Die Reittiere römischer Kavallerieeinheiten
Reittiere bisher nicht im Focus der Wissenschaft
Reitertruppen spielten eine wichtige Rolle bei der Kontrolle der Grenzen der römischen Provinzen. Im 2. Jahrhundert lassen sich 85 eigenständige Reitereinheiten (alae) mit einer Mannschaftsstärke von zusammen 46.500 Reitern nachweisen. Hinzu kommen teilberittene oder gesonderte Einheiten (exploratores, numeri) sowie Reiter in den Legionen. Rechnet man Ersatztiere hinzu waren im römischen Heer zwischen 60.000 und 100.000 Reittiere gleichzeitig im Einsatz. Stationierung, Ausrüstung und Einsatz der hochmobilen Kavallerieeinheiten sind vergleichsweise gut erforscht, doch ist aktuell unser Kenntnisstand über ihr wichtigstes und charakteristisches Ausrüstungselement, das Pferd, eher schlecht. Auch das Wissen zur Nutzung des Maultieres, einer u. a. hervorragend als Lasttier geeigneten Kreuzung aus Pferdestute und Eselhengst, ist trotz intensiver Forschung der vergangenen Jahre in vielen Grenzregionen des römischen Reiches noch marginal.
Fragen
Das langfristig angelegte Forschungsprojekt der beiden Fachbereiche Archäozoologie und Provinzialrömische Archäologie beschäftigt sich anhand der bei laufenden Ausgrabungen angetroffenen Funde mit folgenden Fragen:
- Welche Arten von Reittieren sind nachweisbar? Verändern sich die eingesetzten Equiden oder der Bestand an Reittieren im Laufe der Zeit? Gibt es Unterschiede bei den Tieren zwischen Kavallerie- und teilberittenen Einheiten?

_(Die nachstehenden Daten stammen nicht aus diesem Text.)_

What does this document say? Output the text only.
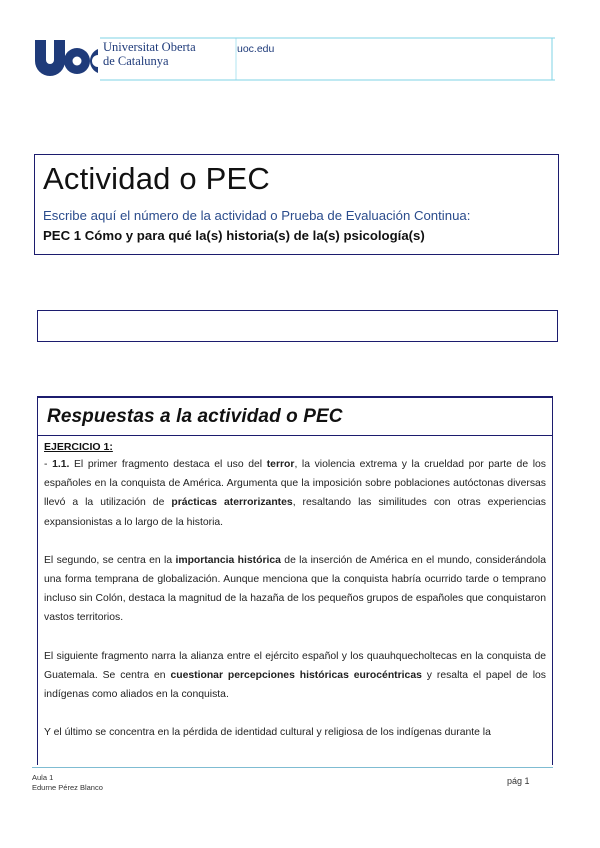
Universitat Oberta
de Catalunya
uoc.edu
Actividad o PEC
Escribe aquí el número de la actividad o Prueba de Evaluación Continua:
PEC 1 Cómo y para qué la(s) historia(s) de la(s) psicología(s)
Respuestas a la actividad o PEC
EJERCICIO 1:

- 1.1. El primer fragmento destaca el uso del terror, la violencia extrema y la crueldad por parte de los españoles en la conquista de América. Argumenta que la imposición sobre poblaciones autóctonas diversas llevó a la utilización de prácticas aterrorizantes, resaltando las similitudes con otras experiencias expansionistas a lo largo de la historia.

El segundo, se centra en la importancia histórica de la inserción de América en el mundo, considerándola una forma temprana de globalización. Aunque menciona que la conquista habría ocurrido tarde o temprano incluso sin Colón, destaca la magnitud de la hazaña de los pequeños grupos de españoles que conquistaron vastos territorios.

El siguiente fragmento narra la alianza entre el ejército español y los quauhquecholtecas en la conquista de Guatemala. Se centra en cuestionar percepciones históricas eurocéntricas y resalta el papel de los indígenas como aliados en la conquista.

Y el último se concentra en la pérdida de identidad cultural y religiosa de los indígenas durante la

Aula 1
Edurne Pérez Blanco
pág 1
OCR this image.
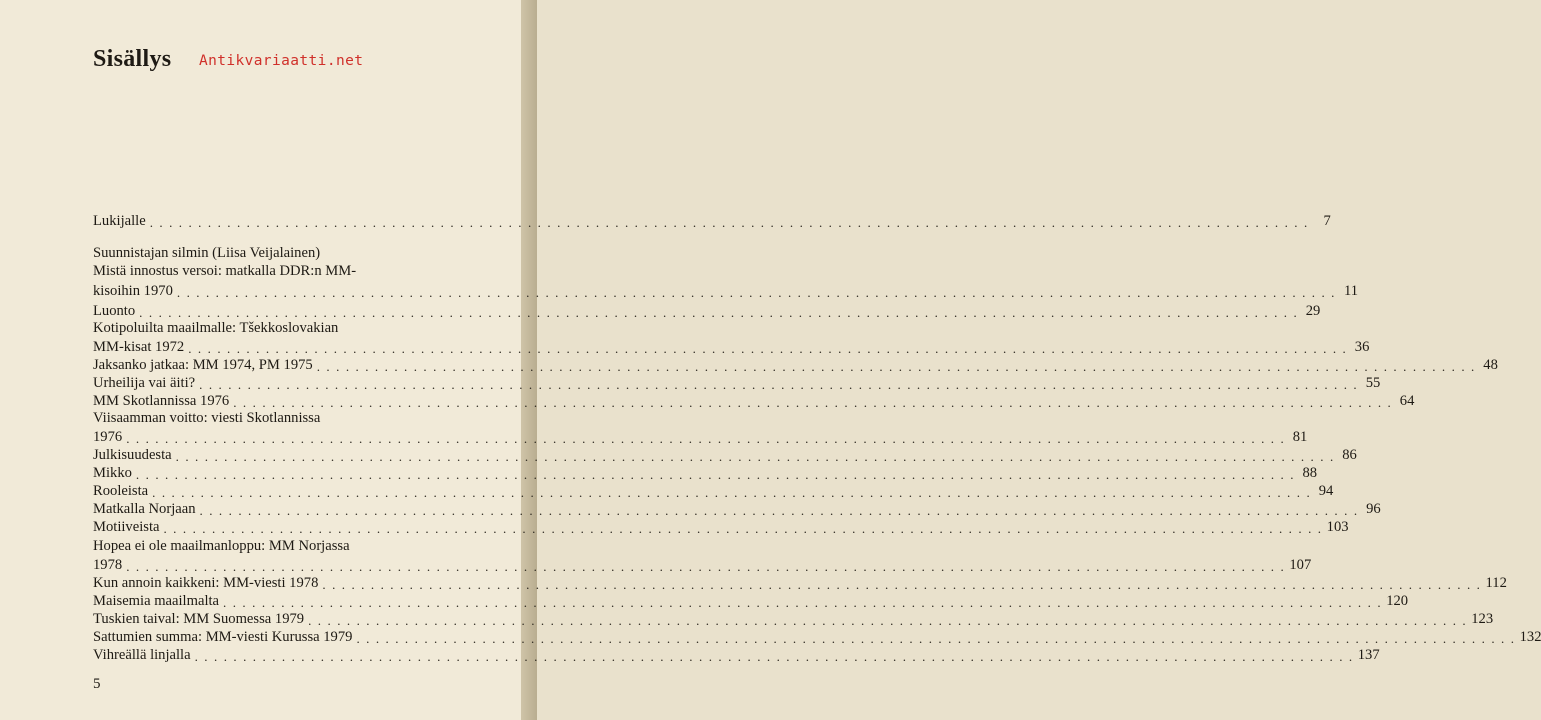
Sisällys Antikvariaatti.net
Lukijalle . . . . . . . . . . . . . . . . . . . . . . . . . . . . . . . . . . . . . . . . . . . . . . . . . . . . . . . . . . . . . . . . . . . . . . . . . . . . . . . . . . . . . . . . . . . . . . . . . . . . . . . . . . . . . . . . . . . . . . . .	7
Suunnistajan silmin (Liisa Veijalainen)
Mistä innostus versoi: matkalla DDR:n MM-
kisoihin 1970 . . . . . . . . . . . . . . . . . . . . . . . . . . . . . . . . . . . . . . . . . . . . . . . . . . . . . . . . . . . . . . . . . . . . . . . . . . . . . . . . . . . . . . . . . . . . . . . . . . . . . . . . . . . . . . . . . . . . . . . . 11
Luonto . . . . . . . . . . . . . . . . . . . . . . . . . . . . . . . . . . . . . . . . . . . . . . . . . . . . . . . . . . . . . . . . . . . . . . . . . . . . . . . . . . . . . . . . . . . . . . . . . . . . . . . . . . . . . . . . . . . . . . . . 29
Kotipoluilta maailmalle: Tšekkoslovakian
MM-kisat 1972 . . . . . . . . . . . . . . . . . . . . . . . . . . . . . . . . . . . . . . . . . . . . . . . . . . . . . . . . . . . . . . . . . . . . . . . . . . . . . . . . . . . . . . . . . . . . . . . . . . . . . . . . . . . . . . . . . . . . . . . . 36
Jaksanko jatkaa: MM 1974, PM 1975 . . . . . . . . . . . . . . . . . . . . . . . . . . . . . . . . . . . . . . . . . . . . . . . . . . . . . . . . . . . . . . . . . . . . . . . . . . . . . . . . . . . . . . . . . . . . . . . . . . . . . . . . . . . . . . . . . . . . . . . . 48
Urheilija vai äiti? . . . . . . . . . . . . . . . . . . . . . . . . . . . . . . . . . . . . . . . . . . . . . . . . . . . . . . . . . . . . . . . . . . . . . . . . . . . . . . . . . . . . . . . . . . . . . . . . . . . . . . . . . . . . . . . . . . . . . . . . 55
MM Skotlannissa 1976 . . . . . . . . . . . . . . . . . . . . . . . . . . . . . . . . . . . . . . . . . . . . . . . . . . . . . . . . . . . . . . . . . . . . . . . . . . . . . . . . . . . . . . . . . . . . . . . . . . . . . . . . . . . . . . . . . . . . . . . . 64
Viisaamman voitto: viesti Skotlannissa
1976 . . . . . . . . . . . . . . . . . . . . . . . . . . . . . . . . . . . . . . . . . . . . . . . . . . . . . . . . . . . . . . . . . . . . . . . . . . . . . . . . . . . . . . . . . . . . . . . . . . . . . . . . . . . . . . . . . . . . . . . . 81
Julkisuudesta . . . . . . . . . . . . . . . . . . . . . . . . . . . . . . . . . . . . . . . . . . . . . . . . . . . . . . . . . . . . . . . . . . . . . . . . . . . . . . . . . . . . . . . . . . . . . . . . . . . . . . . . . . . . . . . . . . . . . . . . 86
Mikko . . . . . . . . . . . . . . . . . . . . . . . . . . . . . . . . . . . . . . . . . . . . . . . . . . . . . . . . . . . . . . . . . . . . . . . . . . . . . . . . . . . . . . . . . . . . . . . . . . . . . . . . . . . . . . . . . . . . . . . . 88
Rooleista . . . . . . . . . . . . . . . . . . . . . . . . . . . . . . . . . . . . . . . . . . . . . . . . . . . . . . . . . . . . . . . . . . . . . . . . . . . . . . . . . . . . . . . . . . . . . . . . . . . . . . . . . . . . . . . . . . . . . . . . 94
Matkalla Norjaan . . . . . . . . . . . . . . . . . . . . . . . . . . . . . . . . . . . . . . . . . . . . . . . . . . . . . . . . . . . . . . . . . . . . . . . . . . . . . . . . . . . . . . . . . . . . . . . . . . . . . . . . . . . . . . . . . . . . . . . . 96
Motiiveista . . . . . . . . . . . . . . . . . . . . . . . . . . . . . . . . . . . . . . . . . . . . . . . . . . . . . . . . . . . . . . . . . . . . . . . . . . . . . . . . . . . . . . . . . . . . . . . . . . . . . . . . . . . . . . . . . . . . . . . . 103
Hopea ei ole maailmanloppu: MM Norjassa
1978 . . . . . . . . . . . . . . . . . . . . . . . . . . . . . . . . . . . . . . . . . . . . . . . . . . . . . . . . . . . . . . . . . . . . . . . . . . . . . . . . . . . . . . . . . . . . . . . . . . . . . . . . . . . . . . . . . . . . . . . . 107
Kun annoin kaikkeni: MM-viesti 1978 . . . . . . . . . . . . . . . . . . . . . . . . . . . . . . . . . . . . . . . . . . . . . . . . . . . . . . . . . . . . . . . . . . . . . . . . . . . . . . . . . . . . . . . . . . . . . . . . . . . . . . . . . . . . . . . . . . . . . . . . 112
Maisemia maailmalta . . . . . . . . . . . . . . . . . . . . . . . . . . . . . . . . . . . . . . . . . . . . . . . . . . . . . . . . . . . . . . . . . . . . . . . . . . . . . . . . . . . . . . . . . . . . . . . . . . . . . . . . . . . . . . . . . . . . . . . . 120
Tuskien taival: MM Suomessa 1979 . . . . . . . . . . . . . . . . . . . . . . . . . . . . . . . . . . . . . . . . . . . . . . . . . . . . . . . . . . . . . . . . . . . . . . . . . . . . . . . . . . . . . . . . . . . . . . . . . . . . . . . . . . . . . . . . . . . . . . . . 123
Sattumien summa: MM-viesti Kurussa 1979 . . . . . . . . . . . . . . . . . . . . . . . . . . . . . . . . . . . . . . . . . . . . . . . . . . . . . . . . . . . . . . . . . . . . . . . . . . . . . . . . . . . . . . . . . . . . . . . . . . . . . . . . . . . . . . . . . . . . . . . . 132
Vihreällä linjalla . . . . . . . . . . . . . . . . . . . . . . . . . . . . . . . . . . . . . . . . . . . . . . . . . . . . . . . . . . . . . . . . . . . . . . . . . . . . . . . . . . . . . . . . . . . . . . . . . . . . . . . . . . . . . . . . . . . . . . . . 137
5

- Was wissen wir über die Herkunft der Tiere? Griff man auf lokale Pferdeschläge zurück oder lösten unter römischer Besetzung neue Pferdetypen die vorher regional vorhandenen ab? Wo ist spezialisierte Pferdezucht nachweisbar?
- Welche archäologischen Hinweise gibt es darauf, wie die Versorgung der Truppe organisiert war? Gibt es im Umfeld größerer Reitereinheiten spezielle Siedlungs- und Wirtschaftsstrukturen, die Hinweise auf den Dienstalltag von Reitertruppen außerhalb der Kastelle erlauben.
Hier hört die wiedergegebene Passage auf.